Mme Anita Neville (Winnipeg-Sud-Centre, Lib.): Merci, madame la présidente. Désolée d'être arrivée en retard. Nombre des questions dont je voulais traiter ont déjà été abordées.

J'ai beaucoup de difficultés à vous écouter et à m'imaginer la jeune personne de 16, 17 ou 18 ans qui choisit délibérément une vie d'emploi temporaire ou saisonnier, avec toutes les inconnues que cela entraîne. Je ne crois pas qu'elle considère cela comme un choix délibéré, je crois plutôt qu'elle se résigne à cela en raison des réalités dans lesquelles elle évolue. Je suis du Manitoba, je ne connais donc pas bien les provinces atlantiques. Toutefois, à cette table-ci, j'ai certainement entendu beaucoup de choses ces derniers temps.

Pour ce qui est du projet de loi sur l'assurance-emploi, je crois qu'il ne s'agit pas d'un outil de développement économique. Je me rends compte que nous commençons à manquer de temps, mais j'aimerais que chacun de vous me parle positivement du potentiel de développement économique dans les régions du pays qui dépendent de l'assurance-emploi, parce que les mesures de l'AE ne sont pas les mêmes pour tous.

M. Rick Audas: Aux informations, hier, j'ai vu quelque chose au sujet d'une situation différente, je me rends compte. On parlait d'une réserve autochtone au Canada et de la façon dont les prestations d'AE étaient épuisées dans cette réserve. Il y avait de moins en moins de possibilités de travail, de sorte que beaucoup de gens étaient en train de créer leurs propres industries. Ces gens créaient des industries d'artisanat. Ils se livraient à des travaux d'artisanat et gagnaient en fait des milliers de dollars à fabriquer ces objets. Ils tirent beaucoup d'argent de cette activité.

Je crois qu'il existe d'énormes possibilités d'entrepreneuriat et je crois que c'est là que se trouvent les clés véritables. Ces collectivités doivent, en grande mesure, grandir seules. Elles ont besoin de politiques qui les appuient, qui encouragent ce type de progression. Ce n'est pas ce qui va se produire, mais l'important, selon moi, c'est que les politiques doivent provenir des collectivités elles-mêmes.
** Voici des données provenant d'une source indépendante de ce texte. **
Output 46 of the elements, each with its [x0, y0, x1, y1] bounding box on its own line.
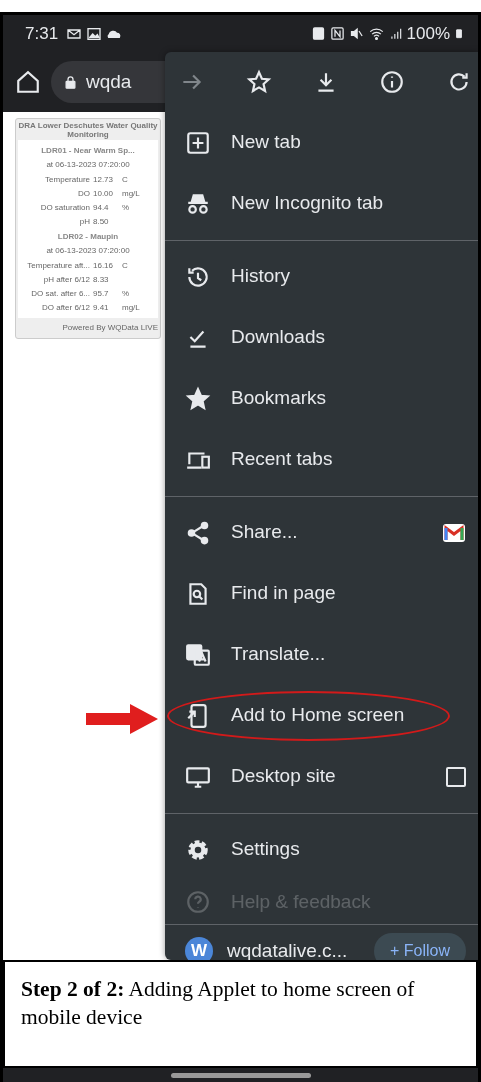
menu-item[interactable]: Bookmarks: [165, 368, 478, 429]
menu-item[interactable]: Settings: [165, 819, 478, 880]
reading-value: 8.50: [93, 215, 110, 228]
reading-label: DO: [77, 187, 90, 200]
reading-unit: C: [122, 259, 129, 272]
reading-value: 8.33: [93, 273, 110, 286]
menu-item[interactable]: Share...: [165, 502, 478, 563]
reading-label: Temperature aft...: [26, 259, 90, 272]
reading-unit: mg/L: [122, 301, 141, 314]
reading-label: pH: [78, 215, 90, 228]
widget-title: DRA Lower Deschutes Water Quality Monitoring: [18, 122, 158, 140]
reading-value: 10.00: [93, 187, 115, 200]
reading-unit: C: [122, 173, 129, 186]
menu-item[interactable]: Translate...: [165, 624, 478, 685]
station-name: LDR02 - Maupin: [56, 230, 120, 243]
reading-unit: %: [122, 201, 131, 214]
reading-value: 95.7: [93, 287, 110, 300]
timestamp: at 06-13-2023 07:20:00: [45, 244, 131, 257]
station-name: LDR01 - Near Warm Sp...: [40, 144, 136, 157]
reading-unit: mg/L: [122, 187, 141, 200]
menu-item[interactable]: New Incognito tab: [165, 173, 478, 234]
menu-item[interactable]: Find in page: [165, 563, 478, 624]
menu-item[interactable]: Add to Home screen: [165, 685, 478, 746]
site-avatar: W: [185, 937, 213, 960]
status-time: 7:31: [25, 22, 59, 45]
reading-unit: %: [122, 287, 131, 300]
reading-value: 9.41: [93, 301, 110, 314]
menu-item[interactable]: Downloads: [165, 307, 478, 368]
menu-item[interactable]: Recent tabs: [165, 429, 478, 490]
menu-item[interactable]: History: [165, 246, 478, 307]
menu-item[interactable]: New tab: [165, 112, 478, 173]
reading-value: 16.16: [93, 259, 115, 272]
reading-label: DO sat. after 6...: [30, 287, 90, 300]
reading-value: 12.73: [93, 173, 115, 186]
follow-button[interactable]: + Follow: [373, 933, 466, 960]
reading-label: Temperature: [44, 173, 90, 186]
menu-item[interactable]: Desktop site: [165, 746, 478, 807]
reading-label: DO saturation: [39, 201, 90, 214]
site-name: wqdatalive.c...: [227, 938, 349, 960]
caption-text: Step 2 of 2: Adding Applet to home screen of mobile device: [3, 960, 478, 1068]
reading-value: 94.4: [93, 201, 110, 214]
widget-footer: Powered By WQData LIVE: [18, 321, 158, 334]
battery-level: 100%: [406, 22, 450, 45]
reading-label: DO after 6/12: [40, 301, 90, 314]
reading-label: pH after 6/12: [42, 273, 90, 286]
timestamp: at 06-13-2023 07:20:00: [45, 158, 131, 171]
M. Fred McMahon: J'ai intitulé mon dernier livre Atlantic Canada and the Negative-Sum Economy (le Canada atlantique et l'économie à somme négative). On semble tenir pour acquis, là-bas, que chaque fois qu'un emploi ou que quelque chose disparaît, cet emploi, cette chose, ne seront jamais remplacés, qu'ils auront disparu. C'est une économie à somme négative. En réalité, l'économie de marché moderne ne fonctionne pas ainsi. Comme le disait Rick, il existe de multiples façons de créer de l'emploi, et nous étions en train d'en créer à foison au Canada atlantique, avant que l'AE ne soit instaurée.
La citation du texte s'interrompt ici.